Other common manifestations are related to ambivalence and ambiguity. These reactions are closely related to denial and often represent a great cause for frustration for the medical team. The pressure of important decision making often determines the patient and the family to change their minds in very short periods of time. The patient might seem set in their way to follow a type of intervention one day and ignore it the next. This can lead to conflict and tension and get in the way of accomplishing treatment goals. The psychotherapist must act as a mediator between the patient, the family and the medical staff making sure that all negative feelings are addressed in an appropriate manner.
Differences in hospital setting psychotherapy interventions
Caring for breast cancer patients can be very different form other types of interventions a psychotherapist is used to conducting. Usually touching the patient is considered taboo. In supportive psychotherapy for breast cancer the boundaries are often modified. A hug or a pat on the arm can serve as non-verbal support, encouragement and an assurance that the person is not repulsive to the therapist. However, the psychotherapist must be very aware of his or her actions and understand a person’s needs, especially in the case of patients who require physical distance. Sometimes, situations require the psychotherapist to do more than just listen. In a hospital setting, the patient might require some extra physical assistance. A session might not go very well if the patient is thirsty or has an uncomfortable position in bed. The therapist should take the non-verbal messages into account and be willing to assist the patient by giving her a glass of water, adjusting bed commands or giving an extra blanket. This type of assistance builds trust and sends a message of acceptance and empathy that is crucial in the future progress of the intervention.

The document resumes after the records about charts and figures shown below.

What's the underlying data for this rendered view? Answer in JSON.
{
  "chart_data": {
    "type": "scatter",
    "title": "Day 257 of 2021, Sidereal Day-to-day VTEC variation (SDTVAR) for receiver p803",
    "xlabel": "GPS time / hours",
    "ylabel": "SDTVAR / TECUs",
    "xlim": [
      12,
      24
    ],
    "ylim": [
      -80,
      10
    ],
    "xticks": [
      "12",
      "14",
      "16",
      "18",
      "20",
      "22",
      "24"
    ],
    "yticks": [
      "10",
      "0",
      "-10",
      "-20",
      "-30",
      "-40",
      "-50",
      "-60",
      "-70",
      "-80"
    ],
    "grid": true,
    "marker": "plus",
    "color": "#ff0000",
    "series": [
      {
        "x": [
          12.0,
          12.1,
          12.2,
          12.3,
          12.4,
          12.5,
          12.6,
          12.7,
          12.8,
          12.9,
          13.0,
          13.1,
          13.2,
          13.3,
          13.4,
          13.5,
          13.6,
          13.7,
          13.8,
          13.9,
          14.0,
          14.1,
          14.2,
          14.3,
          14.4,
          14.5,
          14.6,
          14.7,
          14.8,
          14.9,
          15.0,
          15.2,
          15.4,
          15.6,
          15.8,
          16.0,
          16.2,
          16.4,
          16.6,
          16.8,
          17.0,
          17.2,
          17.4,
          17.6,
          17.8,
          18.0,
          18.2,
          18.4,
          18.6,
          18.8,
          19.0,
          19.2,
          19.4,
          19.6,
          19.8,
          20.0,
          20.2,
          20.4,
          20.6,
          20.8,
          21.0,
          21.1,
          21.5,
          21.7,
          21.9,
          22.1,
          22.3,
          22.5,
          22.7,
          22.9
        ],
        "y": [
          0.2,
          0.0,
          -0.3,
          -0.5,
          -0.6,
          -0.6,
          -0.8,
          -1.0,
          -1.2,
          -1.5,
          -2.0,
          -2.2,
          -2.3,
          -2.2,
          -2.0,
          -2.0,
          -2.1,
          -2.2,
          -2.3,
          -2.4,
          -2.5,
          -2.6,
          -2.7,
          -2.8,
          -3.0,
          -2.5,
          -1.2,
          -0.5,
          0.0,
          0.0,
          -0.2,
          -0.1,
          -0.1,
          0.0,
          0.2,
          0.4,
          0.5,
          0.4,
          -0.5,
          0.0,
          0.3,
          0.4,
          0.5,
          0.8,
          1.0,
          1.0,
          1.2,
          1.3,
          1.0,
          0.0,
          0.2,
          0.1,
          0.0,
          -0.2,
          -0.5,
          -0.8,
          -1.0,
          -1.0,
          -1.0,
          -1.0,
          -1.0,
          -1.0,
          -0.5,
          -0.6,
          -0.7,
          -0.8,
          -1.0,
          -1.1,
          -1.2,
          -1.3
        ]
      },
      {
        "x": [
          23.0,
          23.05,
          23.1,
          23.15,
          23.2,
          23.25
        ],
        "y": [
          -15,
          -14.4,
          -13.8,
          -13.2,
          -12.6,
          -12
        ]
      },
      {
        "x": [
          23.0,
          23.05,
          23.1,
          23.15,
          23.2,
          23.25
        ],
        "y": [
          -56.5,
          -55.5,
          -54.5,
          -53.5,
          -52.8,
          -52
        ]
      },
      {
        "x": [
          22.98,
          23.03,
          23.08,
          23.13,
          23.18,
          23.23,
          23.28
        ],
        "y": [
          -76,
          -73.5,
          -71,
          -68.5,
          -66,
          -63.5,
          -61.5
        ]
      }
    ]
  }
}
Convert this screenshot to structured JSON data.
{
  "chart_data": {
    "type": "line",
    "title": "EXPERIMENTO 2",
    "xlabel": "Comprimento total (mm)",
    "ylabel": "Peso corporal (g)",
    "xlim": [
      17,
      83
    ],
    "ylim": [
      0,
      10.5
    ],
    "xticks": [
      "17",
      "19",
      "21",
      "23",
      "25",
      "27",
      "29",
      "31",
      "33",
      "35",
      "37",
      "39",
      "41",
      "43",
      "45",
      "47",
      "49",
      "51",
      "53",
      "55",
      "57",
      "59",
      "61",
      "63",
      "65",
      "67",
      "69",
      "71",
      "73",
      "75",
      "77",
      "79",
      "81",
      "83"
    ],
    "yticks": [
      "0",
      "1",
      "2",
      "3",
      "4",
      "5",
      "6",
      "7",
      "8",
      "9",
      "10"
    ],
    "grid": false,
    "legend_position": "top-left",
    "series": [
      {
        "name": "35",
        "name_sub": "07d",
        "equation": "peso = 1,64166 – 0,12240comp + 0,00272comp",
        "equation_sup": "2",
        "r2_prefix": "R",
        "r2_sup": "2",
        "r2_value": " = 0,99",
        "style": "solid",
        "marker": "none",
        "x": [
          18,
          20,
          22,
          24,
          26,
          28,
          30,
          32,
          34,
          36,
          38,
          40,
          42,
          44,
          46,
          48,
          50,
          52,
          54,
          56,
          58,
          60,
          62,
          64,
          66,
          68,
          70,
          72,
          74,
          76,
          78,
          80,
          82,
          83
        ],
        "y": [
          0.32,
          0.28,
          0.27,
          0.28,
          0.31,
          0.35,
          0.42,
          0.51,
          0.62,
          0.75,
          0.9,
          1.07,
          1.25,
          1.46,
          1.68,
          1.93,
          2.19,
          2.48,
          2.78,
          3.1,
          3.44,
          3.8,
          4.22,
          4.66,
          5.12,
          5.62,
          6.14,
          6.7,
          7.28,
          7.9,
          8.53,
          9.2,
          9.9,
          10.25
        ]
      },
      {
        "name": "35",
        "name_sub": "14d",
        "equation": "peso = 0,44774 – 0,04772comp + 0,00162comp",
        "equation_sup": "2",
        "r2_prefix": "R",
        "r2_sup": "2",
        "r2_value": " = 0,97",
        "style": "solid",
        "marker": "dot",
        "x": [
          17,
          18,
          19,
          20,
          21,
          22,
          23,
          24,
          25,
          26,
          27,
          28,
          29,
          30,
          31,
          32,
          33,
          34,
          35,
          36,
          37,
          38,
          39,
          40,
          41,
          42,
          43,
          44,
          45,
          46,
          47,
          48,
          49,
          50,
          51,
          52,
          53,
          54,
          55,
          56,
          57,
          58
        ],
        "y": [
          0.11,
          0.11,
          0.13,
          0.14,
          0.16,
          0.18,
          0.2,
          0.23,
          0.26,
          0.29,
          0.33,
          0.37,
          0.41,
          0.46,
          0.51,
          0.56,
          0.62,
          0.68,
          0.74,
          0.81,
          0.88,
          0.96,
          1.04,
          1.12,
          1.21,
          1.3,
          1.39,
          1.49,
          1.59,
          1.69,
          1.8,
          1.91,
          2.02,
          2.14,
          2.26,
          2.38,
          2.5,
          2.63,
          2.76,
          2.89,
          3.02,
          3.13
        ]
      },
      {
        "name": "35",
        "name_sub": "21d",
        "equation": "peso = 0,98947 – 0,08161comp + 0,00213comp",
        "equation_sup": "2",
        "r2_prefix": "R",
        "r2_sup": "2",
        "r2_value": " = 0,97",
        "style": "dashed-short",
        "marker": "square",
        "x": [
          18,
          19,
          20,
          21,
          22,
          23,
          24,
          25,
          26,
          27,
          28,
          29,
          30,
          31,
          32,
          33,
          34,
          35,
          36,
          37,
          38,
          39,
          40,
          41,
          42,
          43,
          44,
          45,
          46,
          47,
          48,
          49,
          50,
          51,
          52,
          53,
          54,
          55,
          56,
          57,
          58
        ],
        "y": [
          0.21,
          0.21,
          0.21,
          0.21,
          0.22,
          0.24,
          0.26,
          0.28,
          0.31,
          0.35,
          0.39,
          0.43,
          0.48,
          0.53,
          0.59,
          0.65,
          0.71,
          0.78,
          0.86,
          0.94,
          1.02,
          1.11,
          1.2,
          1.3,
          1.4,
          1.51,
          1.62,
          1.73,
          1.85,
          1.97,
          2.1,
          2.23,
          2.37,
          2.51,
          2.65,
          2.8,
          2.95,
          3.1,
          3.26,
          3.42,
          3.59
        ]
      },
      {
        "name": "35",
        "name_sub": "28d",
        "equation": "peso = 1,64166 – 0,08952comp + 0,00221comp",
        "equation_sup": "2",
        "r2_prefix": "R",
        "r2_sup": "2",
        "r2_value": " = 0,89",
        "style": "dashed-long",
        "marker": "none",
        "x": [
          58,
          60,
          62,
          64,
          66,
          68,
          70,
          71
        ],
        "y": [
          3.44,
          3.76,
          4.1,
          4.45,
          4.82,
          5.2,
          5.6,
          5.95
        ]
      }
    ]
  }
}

Breast cancer patients often feel that they have been betrayed by their body. They also undergo challenging and intrusive treatment. The therapist must welcome conversations regarding distortions in body image, sense of self and other topics like: family legacy, guilt, fear of death and spirituality.
The idea of meaning in supportive psychotherapy is really essential. Breast cancer is different to each woman. In order to fully understand the meaning of the illness the therapist must address some unconscious aspects at the right moment. Often with this diagnosis we discover a family history of breast cancer, the loss of a parent and deep unconscious conditioning. These themes must be the subject of therapeutic explorations. Bringing to light the hidden meanings is very helpful as long as the patient understands the difference between past experience and their present identity. The purpose of such explorations is to identify grief, frightening memories, guilt, unfinished situations that burden the patient. Understanding these emotional associations with cancer can bring deep and important insights that allow the patient to start healing.
Understandably, family members are frightened and the illness is viewed as catastrophic. This often puts the patient in the position to offer support to her family. In this case, the psychotherapist must also allow time for the family to offer advice and explanations. There are also families where there is a loving and responsible care giver that takes up the full-time job of caring for the cancer patient. In this type of situation the primary caregiver must also receive the attention of the psychotherapist in order to keep stress in check.
When it comes to support psychotherapy there are no strict rules, only values. Breast cancer transforms the life of the patient and her entire family. It is the psychotherapist’s job to understand the unique psycho-social context and offer custom-tailored support and compassion.